Besides, argues Platt, HP is turning up the innovation engine now. CFO Wayman says that with overall sales exceeding internal projections by 5% to 7% in recent years, unit chiefs were simply too busy keeping up with demand to focus on new opportunities. "When you're running as fast as we've been, you tend to pay less attention to cultivating seeds," he says.
That's about to change. In March, Platt O.K.'d a plan to hatch a series of internal "software startups" to attack promising cyberniches. Rather than get lost in HP's sprawling software organization, these units are set off on their own. Staffers are measured and compensated for attaining the same milestones that venture capitalists demand of typical startups, such as delivering code on time or attaining a key customer. On June 29, HP unveiled the first of these: HP OpenPix ImageIgniter, which makes software to let cybershoppers easily view and manipulate high-resolution images. Says Platt: "If we see good ideas, we'll fund them."
SPOTTY RECORD. Now, Platt must prove he will move to turn these nascent efforts into big businesses capable of sustaining HP's growth goals. There are plenty of skeptics. "Under Lew's leadership, there's been an aversion to risk," says a former HP executive. "I can't point to one big new business that has been created since he's been in place." Argues Platt: "For those who say we're not attacking new kingdoms, look at PCs."
There are signs that HP may not have the stomach for the new fast-growth, low-margin businesses that dominate high-tech these days. Since its latest quarterly disappointment, the company has backed away from a 1997 pledge to become the PC market share leader by 2001. "We're not going to chase market share at all costs," says PC chief Zitzner.

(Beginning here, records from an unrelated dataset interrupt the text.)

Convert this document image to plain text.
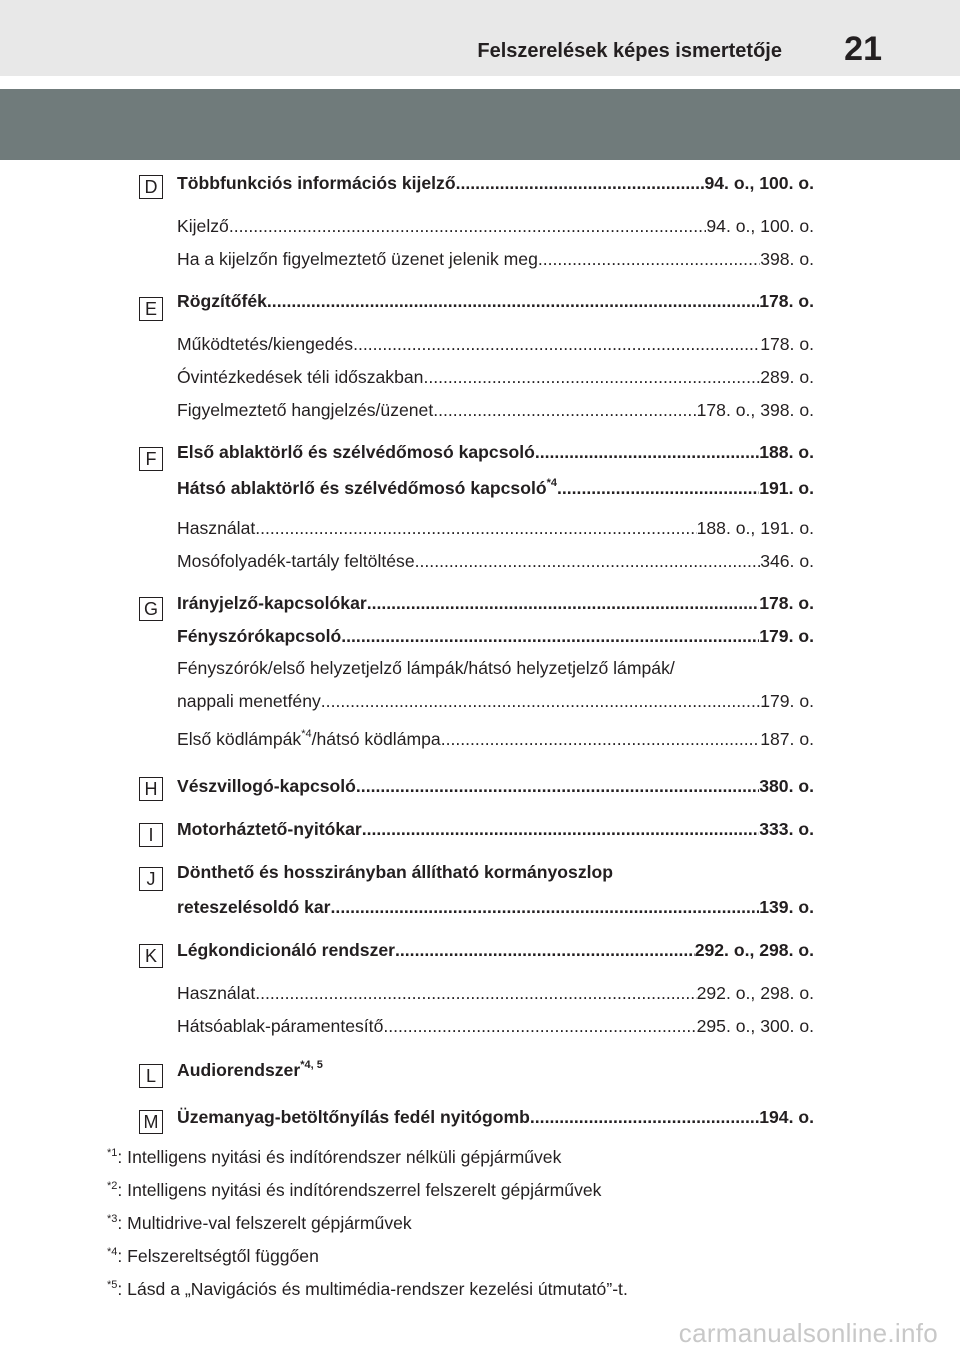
Felszerelések képes ismertetője 21
D	Többfunkciós információs kijelző .....	94. o., 100. o.
Kijelző .....	94. o., 100. o.
Ha a kijelzőn figyelmeztető üzenet jelenik meg .....	398. o.
E	Rögzítőfék .....	178. o.
Működtetés/kiengedés .....	178. o.
Óvintézkedések téli időszakban .....	289. o.
Figyelmeztető hangjelzés/üzenet .....	178. o., 398. o.
F	Első ablaktörlő és szélvédőmosó kapcsoló .....	188. o.
Hátsó ablaktörlő és szélvédőmosó kapcsoló$^{*4}$ .....	191. o.
Használat .....	188. o., 191. o.
Mosófolyadék-tartály feltöltése .....	346. o.
G Irányjelző-kapcsolókar .....	178. o.
Fényszórókapcsoló .....	179. o.
Fényszórók/első helyzetjelző lámpák/hátsó helyzetjelző lámpák/
nappali menetfény .....	179. o.
Első ködlámpák$^{*4}$/hátsó ködlámpa .....	187. o.
H	Vészvillogó-kapcsoló .....	380. o.
I	Motorháztető-nyitókar .....	333. o.
J	Dönthető és hosszirányban állítható kormányoszlop
reteszelésoldó kar .....	139. o.
K	Légkondicionáló rendszer .....	292. o., 298. o.
Használat .....	292. o., 298. o.
Hátsóablak-páramentesítő .....	295. o., 300. o.
L	Audiorendszer$^{*4, 5}$
M Üzemanyag-betöltőnyílás fedél nyitógomb .....	194. o.
$^{*1}$: Intelligens nyitási és indítórendszer nélküli gépjárművek
$^{*2}$: Intelligens nyitási és indítórendszerrel felszerelt gépjárművek
$^{*3}$: Multidrive-val felszerelt gépjárművek
$^{*4}$: Felszereltségtől függően
$^{*5}$: Lásd a „Navigációs és multimédia-rendszer kezelési útmutató”-t.
carmanualsonline.info
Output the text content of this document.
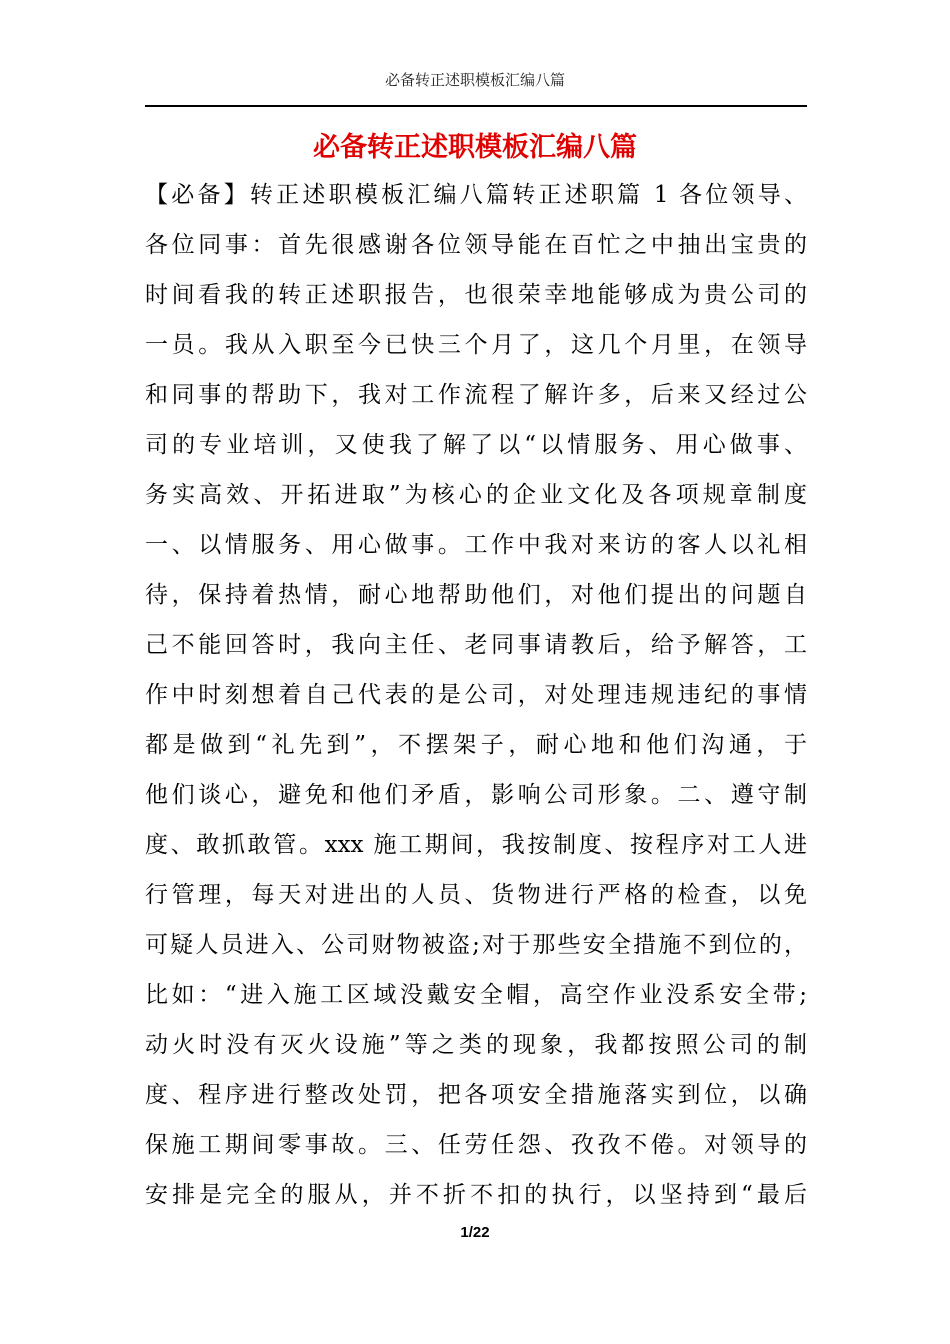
必备转正述职模板汇编八篇
必备转正述职模板汇编八篇
【必备】转正述职模板汇编八篇转正述职篇 1 各位领导、
各位同事：首先很感谢各位领导能在百忙之中抽出宝贵的
时间看我的转正述职报告，也很荣幸地能够成为贵公司的
一员。我从入职至今已快三个月了，这几个月里，在领导
和同事的帮助下，我对工作流程了解许多，后来又经过公
司的专业培训，又使我了解了以“以情服务、用心做事、
务实高效、开拓进取”为核心的企业文化及各项规章制度
一、以情服务、用心做事。工作中我对来访的客人以礼相
待，保持着热情，耐心地帮助他们，对他们提出的问题自
己不能回答时，我向主任、老同事请教后，给予解答，工
作中时刻想着自己代表的是公司，对处理违规违纪的事情
都是做到“礼先到”，不摆架子，耐心地和他们沟通，于
他们谈心，避免和他们矛盾，影响公司形象。二、遵守制
度、敢抓敢管。xxx 施工期间，我按制度、按程序对工人进
行管理，每天对进出的人员、货物进行严格的检查，以免
可疑人员进入、公司财物被盗;对于那些安全措施不到位的，
比如：“进入施工区域没戴安全帽，高空作业没系安全带;
动火时没有灭火设施”等之类的现象，我都按照公司的制
度、程序进行整改处罚，把各项安全措施落实到位，以确
保施工期间零事故。三、任劳任怨、孜孜不倦。对领导的
安排是完全的服从，并不折不扣的执行，以坚持到“最后
1/22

Instead, some board members are quietly wondering if PC sales are worth fighting for at all, admits Wayman. "This certainly raises questions about how good [the PC] business is," he says. Platt disagrees. The scrappy PC market is just the training ground HP needs to prove that big companies run as fast as little ones. "We envision a model where most of the computer business looks like the PC business," Platt says. "You can't duck that. It's the future." Platt has to move boldly to make that future as bright as HP's past.